わたしの心の底にある、あの子との思い出。中学の授業が終わった後に、あの子の家に遊びに行った。結構大きな家。商売をやってて、サラリーマンの家の子のわたしはびっくり。


でも気があった。好きな男の子の話、将来の話、家庭の内情の話。なんでも話せた。

夏休み、あの子の家にひとり遊びに行った日。あの日がふたりだけで会った最後だったのかな。

高校進学して学校は別々。携帯などなかったあの頃は連絡するのも一苦労。だんだん疎遠にはなつた。

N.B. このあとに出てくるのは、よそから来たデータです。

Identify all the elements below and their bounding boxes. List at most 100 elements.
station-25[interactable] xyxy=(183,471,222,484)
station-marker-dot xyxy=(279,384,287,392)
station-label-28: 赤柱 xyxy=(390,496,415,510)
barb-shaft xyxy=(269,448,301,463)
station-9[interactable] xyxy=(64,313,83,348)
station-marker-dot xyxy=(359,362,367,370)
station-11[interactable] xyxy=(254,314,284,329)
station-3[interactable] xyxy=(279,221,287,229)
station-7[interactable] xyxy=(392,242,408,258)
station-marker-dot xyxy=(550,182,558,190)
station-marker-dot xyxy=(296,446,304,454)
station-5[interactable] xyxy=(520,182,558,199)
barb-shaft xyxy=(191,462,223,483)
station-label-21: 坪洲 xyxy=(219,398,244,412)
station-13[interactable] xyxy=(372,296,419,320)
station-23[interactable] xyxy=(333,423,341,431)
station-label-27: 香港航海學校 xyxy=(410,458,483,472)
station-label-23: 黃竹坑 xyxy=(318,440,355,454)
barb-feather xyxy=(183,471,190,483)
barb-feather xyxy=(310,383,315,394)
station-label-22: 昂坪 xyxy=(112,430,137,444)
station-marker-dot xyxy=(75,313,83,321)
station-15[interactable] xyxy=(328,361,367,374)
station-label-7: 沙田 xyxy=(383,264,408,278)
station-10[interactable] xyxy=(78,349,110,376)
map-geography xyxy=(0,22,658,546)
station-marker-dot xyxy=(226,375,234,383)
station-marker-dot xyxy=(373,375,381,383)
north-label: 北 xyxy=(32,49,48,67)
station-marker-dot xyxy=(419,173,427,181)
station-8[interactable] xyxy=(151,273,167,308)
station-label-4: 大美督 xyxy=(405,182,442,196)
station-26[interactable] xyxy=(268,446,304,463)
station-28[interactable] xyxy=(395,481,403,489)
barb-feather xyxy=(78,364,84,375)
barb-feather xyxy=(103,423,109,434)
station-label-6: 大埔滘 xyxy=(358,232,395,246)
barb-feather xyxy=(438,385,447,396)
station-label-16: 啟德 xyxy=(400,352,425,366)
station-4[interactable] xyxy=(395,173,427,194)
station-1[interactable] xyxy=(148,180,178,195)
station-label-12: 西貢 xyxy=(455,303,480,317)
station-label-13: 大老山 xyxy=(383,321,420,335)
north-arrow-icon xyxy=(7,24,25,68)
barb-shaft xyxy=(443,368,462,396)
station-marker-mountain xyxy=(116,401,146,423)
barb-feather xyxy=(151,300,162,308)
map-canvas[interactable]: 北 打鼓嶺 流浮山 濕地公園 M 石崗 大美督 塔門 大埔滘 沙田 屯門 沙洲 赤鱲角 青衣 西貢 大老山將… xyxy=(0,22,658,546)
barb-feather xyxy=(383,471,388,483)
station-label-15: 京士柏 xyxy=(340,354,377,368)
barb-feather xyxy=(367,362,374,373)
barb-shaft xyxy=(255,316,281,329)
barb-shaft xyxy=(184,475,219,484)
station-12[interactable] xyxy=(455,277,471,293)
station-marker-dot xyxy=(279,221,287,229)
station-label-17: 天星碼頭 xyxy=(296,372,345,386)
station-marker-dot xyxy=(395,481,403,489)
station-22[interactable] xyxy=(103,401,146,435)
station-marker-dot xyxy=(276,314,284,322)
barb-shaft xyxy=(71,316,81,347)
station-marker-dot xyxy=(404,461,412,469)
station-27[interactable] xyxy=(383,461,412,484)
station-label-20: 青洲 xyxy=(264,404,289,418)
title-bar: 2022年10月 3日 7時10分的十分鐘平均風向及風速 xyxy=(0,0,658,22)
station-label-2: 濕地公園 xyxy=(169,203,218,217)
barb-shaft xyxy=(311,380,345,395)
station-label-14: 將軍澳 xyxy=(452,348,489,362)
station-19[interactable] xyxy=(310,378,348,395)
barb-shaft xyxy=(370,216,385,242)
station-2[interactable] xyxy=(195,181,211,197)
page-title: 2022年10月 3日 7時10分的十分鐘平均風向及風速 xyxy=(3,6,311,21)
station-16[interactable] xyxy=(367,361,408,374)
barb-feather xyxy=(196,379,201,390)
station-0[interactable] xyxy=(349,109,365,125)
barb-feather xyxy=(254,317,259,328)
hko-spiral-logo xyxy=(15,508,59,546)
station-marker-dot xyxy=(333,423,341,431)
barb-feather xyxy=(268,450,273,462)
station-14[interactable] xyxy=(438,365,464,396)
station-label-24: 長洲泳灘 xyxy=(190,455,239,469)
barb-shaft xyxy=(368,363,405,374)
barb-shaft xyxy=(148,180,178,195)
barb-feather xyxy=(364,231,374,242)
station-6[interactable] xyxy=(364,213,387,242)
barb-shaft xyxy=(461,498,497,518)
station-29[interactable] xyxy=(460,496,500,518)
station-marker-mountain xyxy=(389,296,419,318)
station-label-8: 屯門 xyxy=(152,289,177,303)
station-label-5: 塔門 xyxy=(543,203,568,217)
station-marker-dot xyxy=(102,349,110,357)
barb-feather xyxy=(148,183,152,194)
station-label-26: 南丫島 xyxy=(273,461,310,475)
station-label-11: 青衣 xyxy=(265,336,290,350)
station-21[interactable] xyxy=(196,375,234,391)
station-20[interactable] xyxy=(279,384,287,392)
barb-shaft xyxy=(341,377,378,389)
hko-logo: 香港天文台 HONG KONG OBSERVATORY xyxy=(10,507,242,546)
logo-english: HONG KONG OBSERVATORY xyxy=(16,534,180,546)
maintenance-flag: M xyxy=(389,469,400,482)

大学進学が決まり、家を離れることになったわたしに、結婚式の招待状が届いた。あの子がお婿さんをとって結婚式をするのだ。家を継ぐための縁談と人に聞いた。あまりの急な話に言葉もなく、連絡さえ出来なかった。


わたしの入学式と重なったあの子の結婚式。
わたしは入学式に出席し、学生生活に慣れるため必死だった。
あの子の事は忘れて暮らした。


風のうわさで、家業の商売を夫婦で継いだこと、女の子が産まれたことなど知った。わたしは心の中で、結婚式に出席出来なかったこと、疎遠になったことを詫びていた。


月日は過ぎ、わたしの子育てもひと段落した40歳半ば、思い切ってあの子に年賀状を出した。住所が変わってないのが救いだった。頑張ってやつてるよ、と寒中見舞いを貰った。凄く凄く嬉しかった。あれから、年賀状のやり取りだけだか続いている。会おうという話にはならない。わたしとの縁は薄い人なんだな、と思う。

長く生きていれば何かが、縁を遮ぎるような出来事が起きます。それで心残りなら、自分で縁を繋ぐことが大切なんだと思いました。